A nova contagem feita pelo CNJ inclui 867 mil homens e 49 mil mulheres. Em 2020, o Brasil tinha 405 presos para cada 100 mil habitantes. Este ano, o número saltou para 434 presos para cada 100 mil habitantes.
Comparativamente, o total de 61.456 pessoas presas nos últimos dois anos, segundo o CNJ, equivale à população de municípios como Mirassol (SP), Floriano (PI) ou Barra do Garças (MT). As cadeias enchem em velocidade maior do que o crescimento populacional. Segundo projeções do IBGE, todo mês, em média, são 125 mil novos habitantes, 0,05% do total do país.
O número de presos também avança mais rápido do que o de vagas em presídios. Segundo o Depen, desde o início da gestão Bolsonaro, foram abertas 12.587 novas vagas para se chegar a um total de 453.942. Ou seja, há mais do que o dobro de presos no país do que espaço disponível em carceragens.
Lei anticrime deu impulso
Para a socióloga Ludmila Ribeiro, da Universidade Federal de Minas Gerais (UFMG), o aumento também é fruto das mudanças do pacote anticrime, que tornou mais rigorosas as regras de progressão de regime. Ela estima que, em dois anos, o Brasil poderá estar perto de ter 2 milhões de presos:
“O tempo médio de encarceramento passou de 3 a 5 anos para 6 a 10 anos. Nesse ritmo, um milhão atingimos ainda este ano. A população carcerária vai crescer absurdamente.”
O Depen contabiliza 692 mil presos porque seus dados vêm de formulários preenchidos à mão por funcionários de unidades prisionais e não incluem presos em delegacias, por exemplo. Já os dados coletados pelo CNJ são abastecidos pelos tribunais e considerados mais próximos da realidade por especialistas.

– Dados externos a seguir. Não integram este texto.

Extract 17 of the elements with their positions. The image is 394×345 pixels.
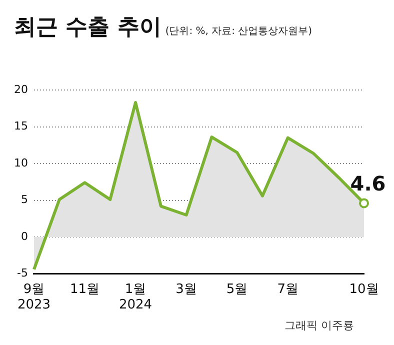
x-tick-label: 10월 [349, 282, 379, 297]
chart-subtitle: (단위: %, 자료: 산업통상자원부) [165, 26, 312, 37]
x-tick-label: 7월 [277, 282, 298, 297]
y-tick-label: 5 [20, 193, 28, 206]
chart-title: 최근 수출 추이 [14, 15, 162, 40]
y-tick-label: -5 [17, 266, 28, 280]
y-tick-label: 0 [20, 230, 28, 243]
x-tick-label: 1월 2024 [118, 282, 152, 313]
x-tick-label: 3월 [176, 282, 197, 297]
x-tick-label: 11월 [70, 282, 100, 297]
y-tick-label: 15 [14, 120, 28, 133]
x-tick-label: 5월 [226, 282, 248, 297]
data-label: 4.6 [350, 171, 386, 196]
x-tick-label: 9월 2023 [17, 282, 51, 313]
text: 그래픽 이주룡 [284, 318, 354, 333]
y-tick-label: 10 [14, 156, 28, 170]
y-tick-label: 20 [14, 82, 28, 96]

Em 2019, ao negar a pesquisadores acesso a dados antes detalhados em relatórios que pararam de ser produzidos pelo órgão naquele ano, o Depen alegou que o rodízio de funcionários, imposto pela pandemia, prejudicou o controle interno.
Mulheres no crime
Os dados do Depen, vinculado ao Ministério da Justiça, mostram que o contingente de mulheres encarceradas passou de 5,6 mil, em 2000, para 33 mil em 2021. Segundo o órgão federal, em 2017, quando houve o ápice de presas, 59% tinham sido condenadas por ações ligadas ao tráfico de drogas, ao passo que 8,5% estavam envolvidas em crimes violentos, como homicídio e latrocínio.
No ano passado, o perfil de periculosidade das mulheres começou a mudar: caiu para 57% o total das que estavam encarceradas por tráfico e subiu em 11,6%, segundo o Infopen, as que respondiam por crimes mais graves.

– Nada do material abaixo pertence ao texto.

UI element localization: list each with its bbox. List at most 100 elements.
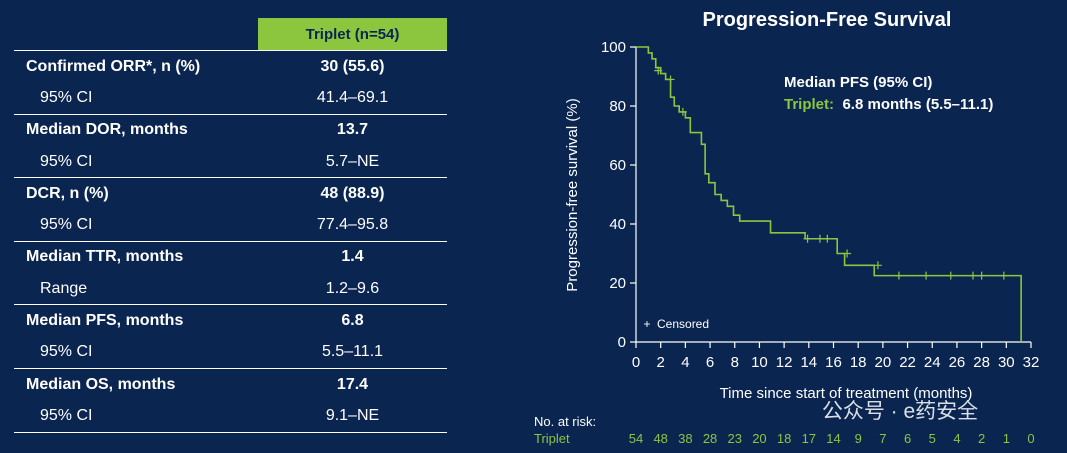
table-row: Median PFS, months 6.8 <box>14 305 447 336</box>
x-tick-label: 14 <box>800 354 817 371</box>
x-tick-label: 22 <box>899 354 916 371</box>
x-tick-label: 16 <box>825 354 842 371</box>
censored-mark <box>999 271 1008 280</box>
watermark: 公众号 · e药安全 <box>822 400 978 423</box>
x-tick-label: 24 <box>924 354 941 371</box>
table-row: 95% CI 5.7–NE <box>14 146 447 179</box>
row-label: Median PFS, months <box>26 312 184 330</box>
row-value: 5.5–11.1 <box>321 343 384 361</box>
y-tick-label: 0 <box>618 334 626 351</box>
row-label: Confirmed ORR*, n (%) <box>26 57 201 75</box>
at-risk-count: 2 <box>978 431 985 446</box>
x-tick-label: 4 <box>681 354 689 371</box>
at-risk-count: 20 <box>752 431 766 446</box>
table-row: 95% CI 77.4–95.8 <box>14 209 447 242</box>
row-value: 17.4 <box>336 375 369 393</box>
at-risk-count: 0 <box>1027 431 1034 446</box>
x-tick-label: 12 <box>776 354 793 371</box>
x-tick-label: 10 <box>751 354 768 371</box>
y-tick-label: 40 <box>609 216 626 233</box>
row-label: DCR, n (%) <box>26 184 109 202</box>
censored-mark <box>894 271 903 280</box>
row-label: Median OS, months <box>26 375 176 393</box>
km-curve <box>636 46 1022 342</box>
table-row: Median DOR, months 13.7 <box>14 115 447 146</box>
censored-mark <box>873 261 882 270</box>
censored-legend-symbol: + <box>643 317 650 331</box>
row-value: 41.4–69.1 <box>316 88 389 106</box>
row-label: 95% CI <box>40 152 93 170</box>
at-risk-count: 18 <box>777 431 791 446</box>
median-pfs-line: Triplet: 6.8 months (5.5–11.1) <box>784 96 993 113</box>
at-risk-count: 38 <box>678 431 692 446</box>
pfs-chart-svg: Progression-Free Survival Progression-fr… <box>534 9 1039 446</box>
censored-mark <box>946 271 955 280</box>
at-risk-count: 48 <box>653 431 667 446</box>
x-tick-label: 0 <box>632 354 640 371</box>
at-risk-count: 4 <box>953 431 960 446</box>
at-risk-count: 54 <box>629 431 643 446</box>
median-pfs-value: 6.8 months (5.5–11.1) <box>842 96 993 113</box>
table-row: DCR, n (%) 48 (88.9) <box>14 178 447 209</box>
pfs-step-line <box>636 46 1022 342</box>
table-row: 95% CI 5.5–11.1 <box>14 337 447 369</box>
at-risk-count: 1 <box>1003 431 1010 446</box>
at-risk-count: 5 <box>929 431 936 446</box>
at-risk-count: 23 <box>728 431 742 446</box>
y-tick-label: 100 <box>601 39 626 56</box>
censored-mark <box>977 271 986 280</box>
table-row: Median TTR, months 1.4 <box>14 242 447 273</box>
censored-mark <box>654 66 663 75</box>
censored-mark <box>823 234 832 243</box>
table-row: Median OS, months 17.4 <box>14 369 447 400</box>
table-body: Confirmed ORR*, n (%) 30 (55.6) 95% CI 41.4… <box>14 51 447 433</box>
row-label: 95% CI <box>40 216 93 234</box>
censored-mark <box>815 234 824 243</box>
table-row: 95% CI 41.4–69.1 <box>14 82 447 115</box>
at-risk-label: Triplet <box>534 431 570 446</box>
x-tick-label: 2 <box>657 354 665 371</box>
censored-legend: + Censored <box>643 317 709 331</box>
row-value: 9.1–NE <box>325 406 380 424</box>
median-pfs-heading: Median PFS (95% CI) <box>784 74 932 91</box>
results-table: Triplet (n=54) Confirmed ORR*, n (%) 30 (… <box>14 18 447 433</box>
at-risk-count: 17 <box>802 431 816 446</box>
x-tick-label: 18 <box>850 354 867 371</box>
censored-mark <box>803 234 812 243</box>
x-tick-label: 6 <box>706 354 714 371</box>
y-axis-label: Progression-free survival (%) <box>564 98 581 291</box>
at-risk-table: 54 48 38 28 23 20 18 17 14 9 7 6 5 4 2 1 0 <box>629 431 1035 446</box>
at-risk-count: 14 <box>826 431 840 446</box>
row-label: Median TTR, months <box>26 248 184 266</box>
median-pfs-series-label: Triplet: <box>784 96 834 113</box>
x-tick-label: 32 <box>1023 354 1040 371</box>
censored-mark <box>922 271 931 280</box>
censored-mark <box>843 249 852 258</box>
row-label: 95% CI <box>40 406 93 424</box>
table-row: 95% CI 9.1–NE <box>14 400 447 433</box>
row-label: 95% CI <box>40 88 93 106</box>
x-tick-label: 30 <box>998 354 1015 371</box>
y-tick-label: 20 <box>609 275 626 292</box>
y-tick-label: 80 <box>609 98 626 115</box>
at-risk-count: 6 <box>904 431 911 446</box>
row-value: 5.7–NE <box>325 152 380 170</box>
pfs-chart: Progression-Free Survival Progression-fr… <box>520 0 1067 453</box>
at-risk-count: 28 <box>703 431 717 446</box>
at-risk-count: 9 <box>855 431 862 446</box>
censored-legend-label: Censored <box>657 317 709 331</box>
x-axis-label: Time since start of treatment (months) <box>720 385 973 402</box>
chart-title: Progression-Free Survival <box>703 9 952 31</box>
row-value: 13.7 <box>336 121 369 139</box>
row-value: 6.8 <box>341 312 364 330</box>
row-value: 30 (55.6) <box>320 57 385 75</box>
x-tick-label: 8 <box>731 354 739 371</box>
y-tick-label: 60 <box>609 157 626 174</box>
row-label: Median DOR, months <box>26 121 188 139</box>
x-tick-label: 28 <box>973 354 990 371</box>
column-header-triplet: Triplet (n=54) <box>258 18 447 50</box>
row-value: 77.4–95.8 <box>316 216 389 234</box>
x-tick-label: 26 <box>949 354 966 371</box>
row-value: 1.2–9.6 <box>325 279 380 297</box>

“As mulheres já não realizam só funções burocráticas no crime, mas agem como gerentes. Como os homens estão ficando mais tempo encarcerados, assumem papéis até então masculinos como o de matar”, observa a pesquisadora.
Segundo o CNJ, das 98 mil execuções penais de mulheres no país, entre regime fechado e aberto, 24.273 delas (24%) se referem a assalto à mão armada e 18.832 (19%) a tráfico de drogas. Outras 6.874 (7%) foram presas por homicídio.